Этой зимой температура не опускалась ниже минус пяти, этой зимой была весна, но люди свято соблюдали законы января и парились в шубах (правда, распахнутых) и меховых шапках (правда, съехавших набок или на затылок). Только негры ходили, как всегда, в ослепительно белых штанах, дружно противопоставляя африканский конформизм московскому. Москвичи, впрочем, не видели их белых штанов в упор. Эвридика полюбовалась штанами двух или трех негров, постояла у витрины с сарафанами и купальниками, сказала себе: «Какая глупость покупать зимнюю шапку», — и решила истратить деньги на что попало. На «Частную коллекцию» вот… Однако пришлось только глубоко вздохнуть: с «Частной коллекцией» ее не поймут дома. И потом… глупо: ходить в джинсах и пахнуть «Частной коллекцией». Если в джинсах — надо пахнуть «Диореллой». Но «Диореллы» в данный момент нет. Ладно, оставим духи. Оставим духи и купим… купим-купим-купим… ну-ка, за чем тут очередь, — это и купим! Нет, не купим, пожалуй: тут мужские рубашки. А вот интересно, изменится ли что-либо в моей жизни, начни я с завтрашнего дня носить, скажем, во-он то платье?.. красивое, между прочим, платье! Ведь заведет же оно меня куда-то, платье это, а? Не может быть, чтобы от покупки его ничего не изменилось: это ведь уже разные пути — жить, имея такое платье, и жить, не имея такого платья. Да что платье — даже вот этот аккуратно сложенный носовой платок в зеленую клетку, и тот способен повернуть жизнь на сто восемьдесят градусов! А потом, в старости, спросишь себя: с какого момента жизнь пошла в этом направлении? — и ни за что не вспомнишь об аккуратно сложенном носовом платке в зеленую клетку, который один, может быть, и стал главной причиной всего… Осторожнее, осторожнее: каждый предмет стоит уже наизготове, он приготовился влиять, только качнись в его сторону, и… пошло-поехало! Стало быть, идем мимо: мимо платья (нет, а красивое все-таки платье!), мимо носового платка, мимо длинного красного шарфа — уж этому-то попробуй дать волю! Окрутит, заманит, обманет. Значит, и мимо шарфа идем — и вообще мимо всего идем, на улицу идем, на воздух.

…А в воздухе — прямо возле галантерейного магазина — покачивался на ветру толстощекий пузырь: наверное, родителей дожидался.

— Тетя, ты цыганка?

— Цыганка! — страшным голосом сказала Эвридика, но смелый пузырь засмеялся в ответ.

— Не цыганка, а девушка.

— Девушки тоже цыганками бывают, — поделилась опытом Эвридика, смутив самоуверенного пузыря этим заявлением — впрочем, ненадолго.
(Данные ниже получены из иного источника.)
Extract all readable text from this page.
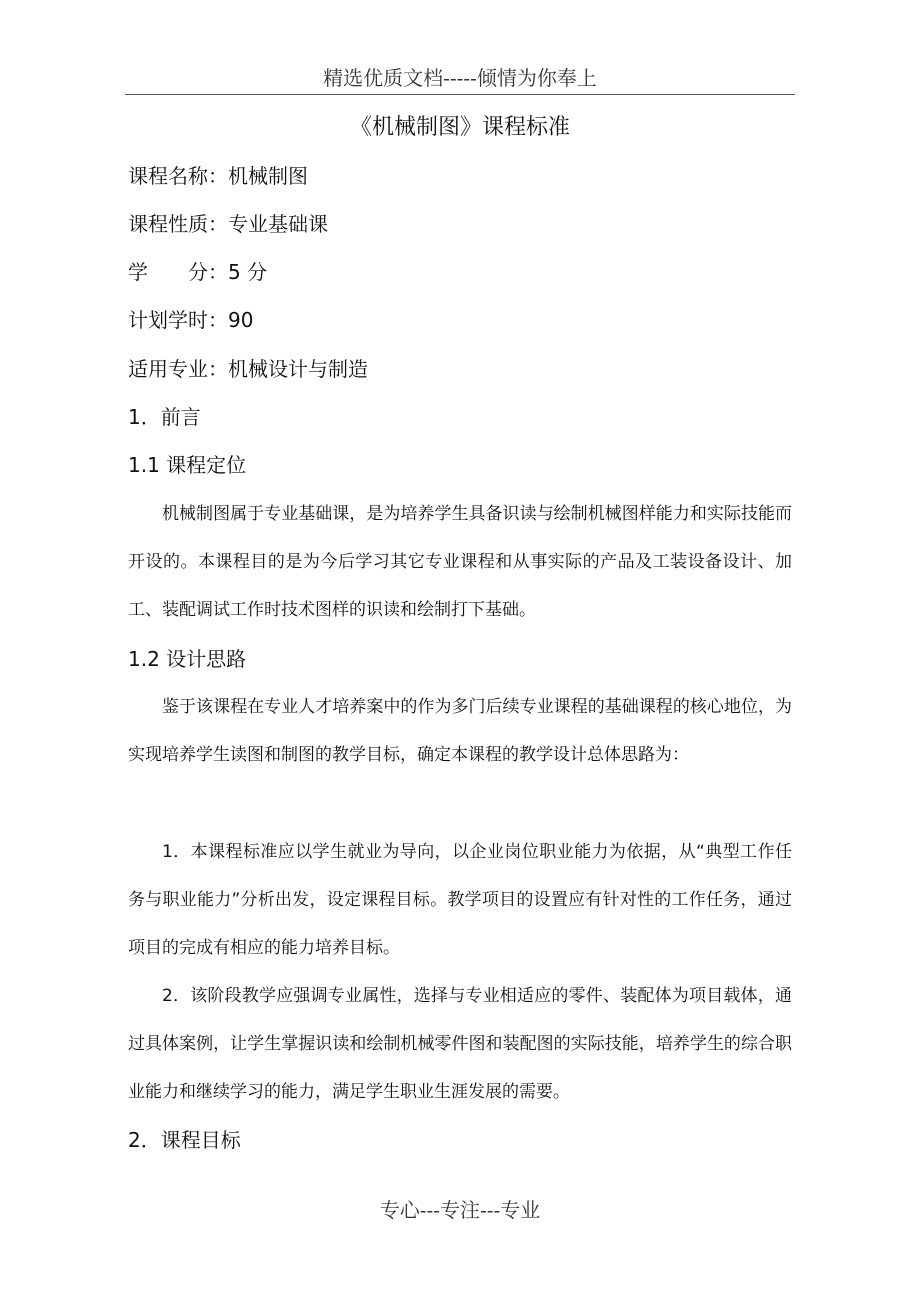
精选优质文档-----倾情为你奉上
《机械制图》课程标准
课程名称：机械制图
课程性质：专业基础课
学　　分：5 分
计划学时：90
适用专业：机械设计与制造
1．前言
1.1 课程定位
机械制图属于专业基础课，是为培养学生具备识读与绘制机械图样能力和实际技能而开设的。本课程目的是为今后学习其它专业课程和从事实际的产品及工装设备设计、加工、装配调试工作时技术图样的识读和绘制打下基础。
1.2 设计思路
鉴于该课程在专业人才培养案中的作为多门后续专业课程的基础课程的核心地位，为实现培养学生读图和制图的教学目标，确定本课程的教学设计总体思路为：
1．本课程标准应以学生就业为导向，以企业岗位职业能力为依据，从“典型工作任务与职业能力”分析出发，设定课程目标。教学项目的设置应有针对性的工作任务，通过项目的完成有相应的能力培养目标。
2．该阶段教学应强调专业属性，选择与专业相适应的零件、装配体为项目载体，通过具体案例，让学生掌握识读和绘制机械零件图和装配图的实际技能，培养学生的综合职业能力和继续学习的能力，满足学生职业生涯发展的需要。
2．课程目标
专心---专注---专业
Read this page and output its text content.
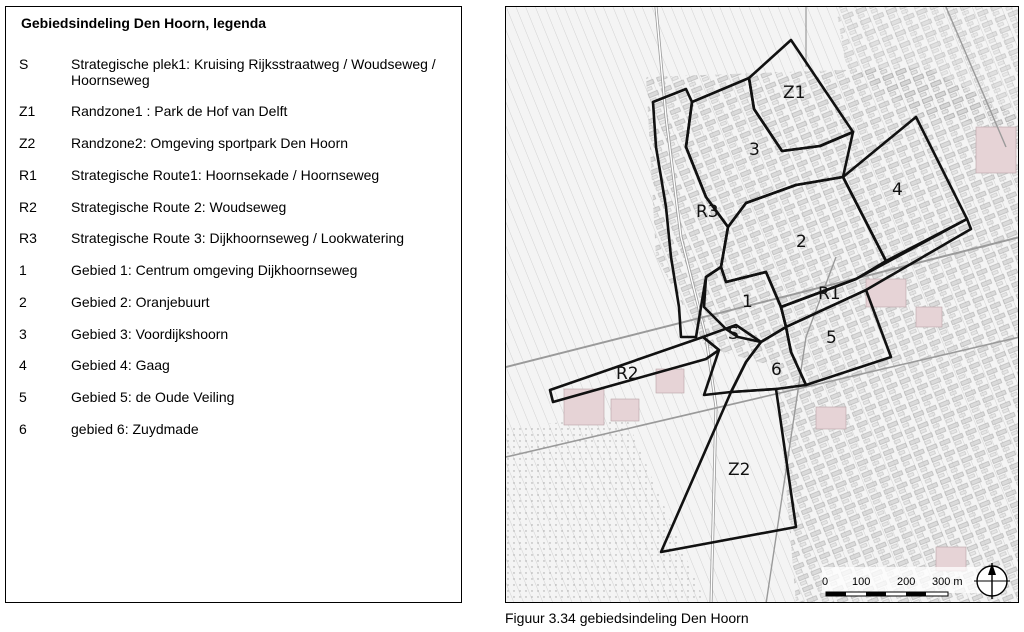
Gebiedsindeling Den Hoorn, legenda
S	Strategische plek1: Kruising Rijksstraatweg / Woudseweg / Hoornseweg
Z1	Randzone1 : Park de Hof van Delft
Z2	Randzone2: Omgeving sportpark Den Hoorn
R1	Strategische Route1: Hoornsekade / Hoornseweg
R2	Strategische Route 2: Woudseweg
R3	Strategische Route 3: Dijkhoornseweg / Lookwatering
1	Gebied 1: Centrum omgeving Dijkhoornseweg
2	Gebied 2: Oranjebuurt
3	Gebied 3: Voordijkshoorn
4	Gebied 4: Gaag
5	Gebied 5: de Oude Veiling
6	gebied 6: Zuydmade
Z1
3
R3
4
2
R1
1
S	5
6
R2
Z2
0 100 200 300 m
Figuur 3.34 gebiedsindeling Den Hoorn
— У цыганки шаль, а у тебя нету, вот, — с жаром возразил он и посмотрел на Эвридику строго.

— Нет так будет, стой здесь, — пообещала Эвридика. Как все-таки легко говорить с детьми: куда только девается заикание! Надо, надо было остаться в детском саду №165… там я никогда не заикалась: дети не давали. А что теперь? Поступила в МГУ — и снова-здорово! Не могу говорить, хоть меня режь. Вот отдел, где шали. Дороговато они стоят, шали эти… Но надо ведь становиться цыганкой: пузырь явно шутить не любит.

— С…с…— ну вот, начинается! — с-семьдесят п-пять…

— Куда? — с места свирепеет кассирша.

— Шаль. (Смотри-ка, сказала!)

Теперь надо выбрать: пузырь придирчив.

— Вам какую?

— Ч-ч-черную.

Прекрасная черная шаль с японскими цветами. Пусть не завертывают, я все равно разверну, чтобы, так сказать, во всей красе! Эвридика набросила шаль и вышла из магазина. Пузырь ждал.

— Ну что, доволен?

— Почем? — пузырь знал толк в шалях.

— Семьдесят пять рублей.

— Хорошая. Теперь ты настоящая… даже страшная.

Эвридика засмеялась. Классный какой пузырь!

— Зовут-то тебя как?

— Юра-Пузырев-улица-Юных-ленинцев-дом-пять-квартира-сорок-два, — отрапортовал тот.

— Длинно тебя зовут! — восхитилась Эвридика. — Апельсин хочешь?

— Конечно. — Юра-Пузырев-улица-Юных-ленинцев-и-так-далее посмотрел на нее как на дуру. Эвридика вынула из сумки апельсин.

— Почистить тебе его?

— Ну, — сказал тот, и она принялась чистить апельсин. Тут-то и застала ее на месте преступления мамаша-пузыря — молодая энергичная бабенка с двумя сумками в одной руке.